Сам Андреев вышел из партии еще в девяностом году, за несколько месяцев до того, как это сделал Ельцин. Свой поступок Борис Алексеевич приурочил к стодвадцатилетию со дня рождения Ленина.
Он пришел в райком партии сдавать билет как раз в тот час, когда там принимали в коммунисты большую группу, которую удалось сколотить в основном из молодых людей, хотя блестело и несколько лысин, серебрились чьи-то седины, что свидетельствовало о невозможности считать данные внешние признаки почтенного возраста одновременно знаками, подтверждающими мудрость или хотя бы здравомыслие их владельцев.

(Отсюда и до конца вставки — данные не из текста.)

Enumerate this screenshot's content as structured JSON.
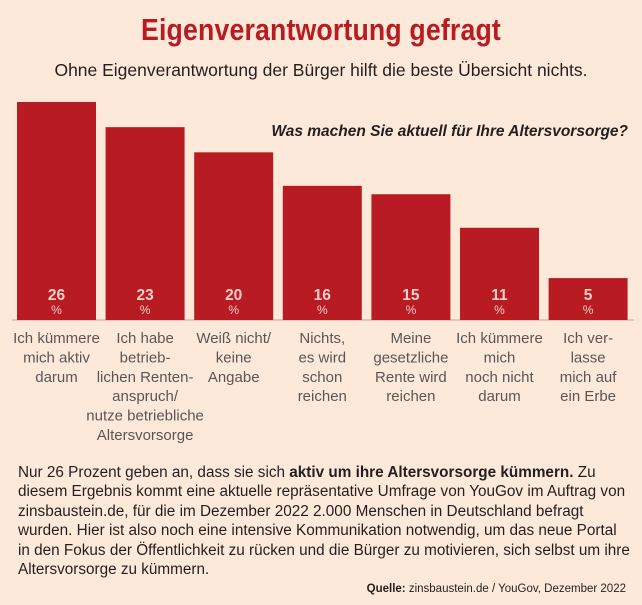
{
  "title": "Eigenverantwortung gefragt",
  "subtitle": "Ohne Eigenverantwortung der Bürger hilft die beste Übersicht nichts.",
  "question": "Was machen Sie aktuell für Ihre Altersvorsorge?",
  "colors": {
    "bar": "#b81c22",
    "background": "#fde9d9",
    "title": "#b81c22",
    "bar_text": "#f6cfc9"
  },
  "chart_data": {
    "type": "bar",
    "title": "Was machen Sie aktuell für Ihre Altersvorsorge?",
    "unit": "%",
    "categories": [
      [
        "Ich kümmere",
        "mich aktiv",
        "darum"
      ],
      [
        "Ich habe",
        "betrieb-",
        "lichen Renten-",
        "anspruch/",
        "nutze betriebliche",
        "Altersvorsorge"
      ],
      [
        "Weiß nicht/",
        "keine",
        "Angabe"
      ],
      [
        "Nichts,",
        "es wird",
        "schon",
        "reichen"
      ],
      [
        "Meine",
        "gesetzliche",
        "Rente wird",
        "reichen"
      ],
      [
        "Ich kümmere",
        "mich",
        "noch nicht",
        "darum"
      ],
      [
        "Ich ver-",
        "lasse",
        "mich auf",
        "ein Erbe"
      ]
    ],
    "values": [
      26,
      23,
      20,
      16,
      15,
      11,
      5
    ],
    "ylim": [
      0,
      26
    ],
    "grid": false,
    "legend": "none"
  },
  "body": {
    "intro": "Nur 26 Prozent geben an, dass sie sich ",
    "highlight": "aktiv um ihre Altersvorsorge kümmern.",
    "rest": " Zu diesem Ergebnis kommt eine aktuelle repräsentative Umfrage von YouGov im Auftrag von zinsbaustein.de, für die im Dezember 2022 2.000 Menschen in Deutschland befragt wurden. Hier ist also noch eine intensive Kommunikation notwendig, um das neue Portal in den Fokus der Öffentlichkeit zu rücken und die Bürger zu motivieren, sich selbst um ihre Altersvorsorge zu kümmern."
  },
  "source": {
    "label": "Quelle:",
    "text": " zinsbaustein.de / YouGov, Dezember 2022"
  }
}
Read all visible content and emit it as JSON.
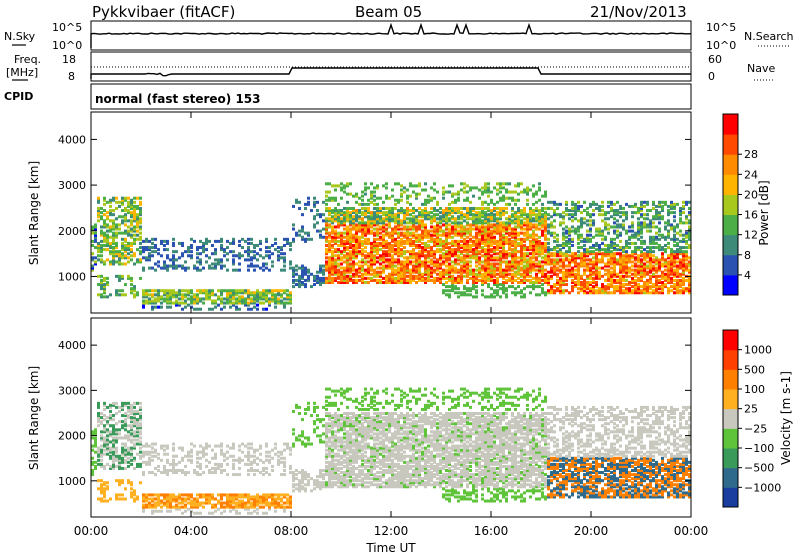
{
  "header": {
    "station": "Pykkvibaer (fitACF)",
    "beam": "Beam 05",
    "date": "21/Nov/2013"
  },
  "nsky_panel": {
    "left_label": "N.Sky",
    "right_label": "N.Search",
    "left_ticks": [
      "10^5",
      "10^0"
    ],
    "right_ticks": [
      "10^5",
      "10^0"
    ]
  },
  "freq_panel": {
    "left_label_1": "Freq.",
    "left_label_2": "[MHz]",
    "right_label": "Nave",
    "left_ticks": [
      "18",
      "8"
    ],
    "right_ticks": [
      "60",
      "0"
    ]
  },
  "cpid_panel": {
    "label": "CPID",
    "text": "normal (fast stereo) 153"
  },
  "colors": {
    "power_scale": [
      "#0000ff",
      "#2a52b0",
      "#3d8a78",
      "#4cae46",
      "#a8c81e",
      "#ffb400",
      "#ff8c00",
      "#ff4a00",
      "#ff0000"
    ],
    "velocity_scale": [
      "#1a3ea0",
      "#2f6a8c",
      "#3a9a5a",
      "#5fc43a",
      "#c8c8be",
      "#ffb020",
      "#ff8000",
      "#ff4000",
      "#ff0000"
    ]
  },
  "chart_data": [
    {
      "type": "heatmap",
      "name": "power-panel",
      "xlabel": "",
      "ylabel": "Slant Range [km]",
      "ylim": [
        200,
        4600
      ],
      "xlim": [
        0,
        24
      ],
      "yticks": [
        "1000",
        "2000",
        "3000",
        "4000"
      ],
      "colorbar_label": "Power [dB]",
      "colorbar_ticks": [
        "4",
        "8",
        "12",
        "16",
        "20",
        "24",
        "28"
      ],
      "colorbar_range": [
        0,
        32
      ]
    },
    {
      "type": "heatmap",
      "name": "velocity-panel",
      "xlabel": "Time UT",
      "ylabel": "Slant Range [km]",
      "ylim": [
        200,
        4600
      ],
      "xlim": [
        0,
        24
      ],
      "yticks": [
        "1000",
        "2000",
        "3000",
        "4000"
      ],
      "xticks": [
        "00:00",
        "04:00",
        "08:00",
        "12:00",
        "16:00",
        "20:00",
        "00:00"
      ],
      "colorbar_label": "Velocity [m s-1]",
      "colorbar_ticks": [
        "1000",
        "500",
        "100",
        "25",
        "−25",
        "−100",
        "−500",
        "−1000"
      ]
    }
  ]
}
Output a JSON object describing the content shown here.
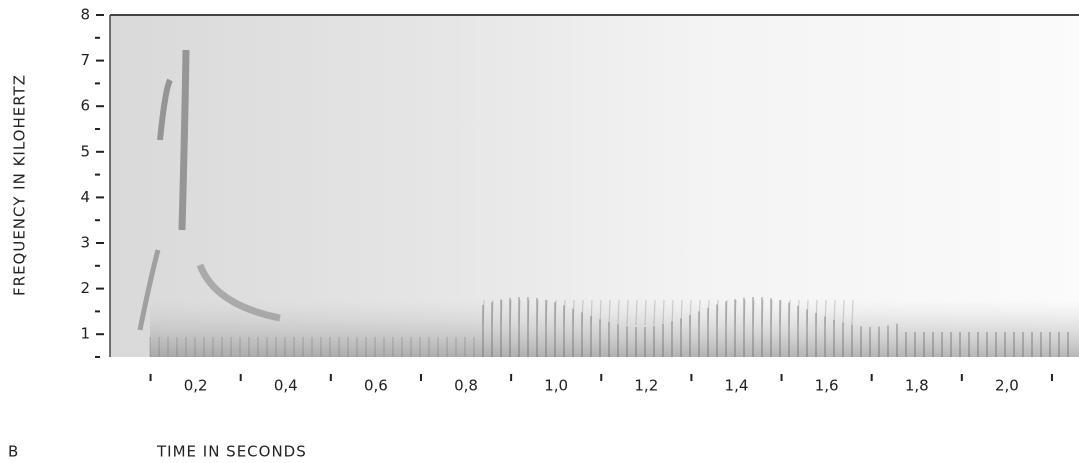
{
  "chart_data": {
    "type": "spectrogram",
    "panel_label": "B",
    "x_label": "TIME IN SECONDS",
    "y_label": "FREQUENCY IN KILOHERTZ",
    "xlim": [
      0.01,
      2.16
    ],
    "ylim": [
      0.5,
      8
    ],
    "xticks": [
      {
        "value": 0.2,
        "label": "0,2"
      },
      {
        "value": 0.4,
        "label": "0,4"
      },
      {
        "value": 0.6,
        "label": "0,6"
      },
      {
        "value": 0.8,
        "label": "0,8"
      },
      {
        "value": 1.0,
        "label": "1,0"
      },
      {
        "value": 1.2,
        "label": "1,2"
      },
      {
        "value": 1.4,
        "label": "1,4"
      },
      {
        "value": 1.6,
        "label": "1,6"
      },
      {
        "value": 1.8,
        "label": "1,8"
      },
      {
        "value": 2.0,
        "label": "2,0"
      }
    ],
    "xminorticks": [
      0.1,
      0.3,
      0.5,
      0.7,
      0.9,
      1.1,
      1.3,
      1.5,
      1.7,
      1.9,
      2.1
    ],
    "yticks": [
      1,
      2,
      3,
      4,
      5,
      6,
      7,
      8
    ],
    "yminorticks": [
      0.5,
      1.5,
      2.5,
      3.5,
      4.5,
      5.5,
      6.5,
      7.5
    ]
  }
}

Организацию лихорадило, но бредовая идея построения на земле небесного рая продолжала смущать как неокрепшие, так и потрепанные души. Да, не только неокрепшие и не только здесь, в российской глубинке. В «дипломате» у Андреева лежала свежая московская газета, где вполне уважаемые вроде бы люди рассуждали о том, как жаль, что «хороший Ленин» так рано умер и его так надолго сменил «плохой Сталин». Впрочем, вспоминал Борис Алексеевич разговор с Ларисой накануне, возможно, она права: эти люди привыкли быть при власти, и им страшно выйти на семь ветров, страшно посмотреть в глаза вечности, ибо взгляд вечности для них страшнее, например, даже, чем гипнотические глаза какого-нибудь нового Сталина.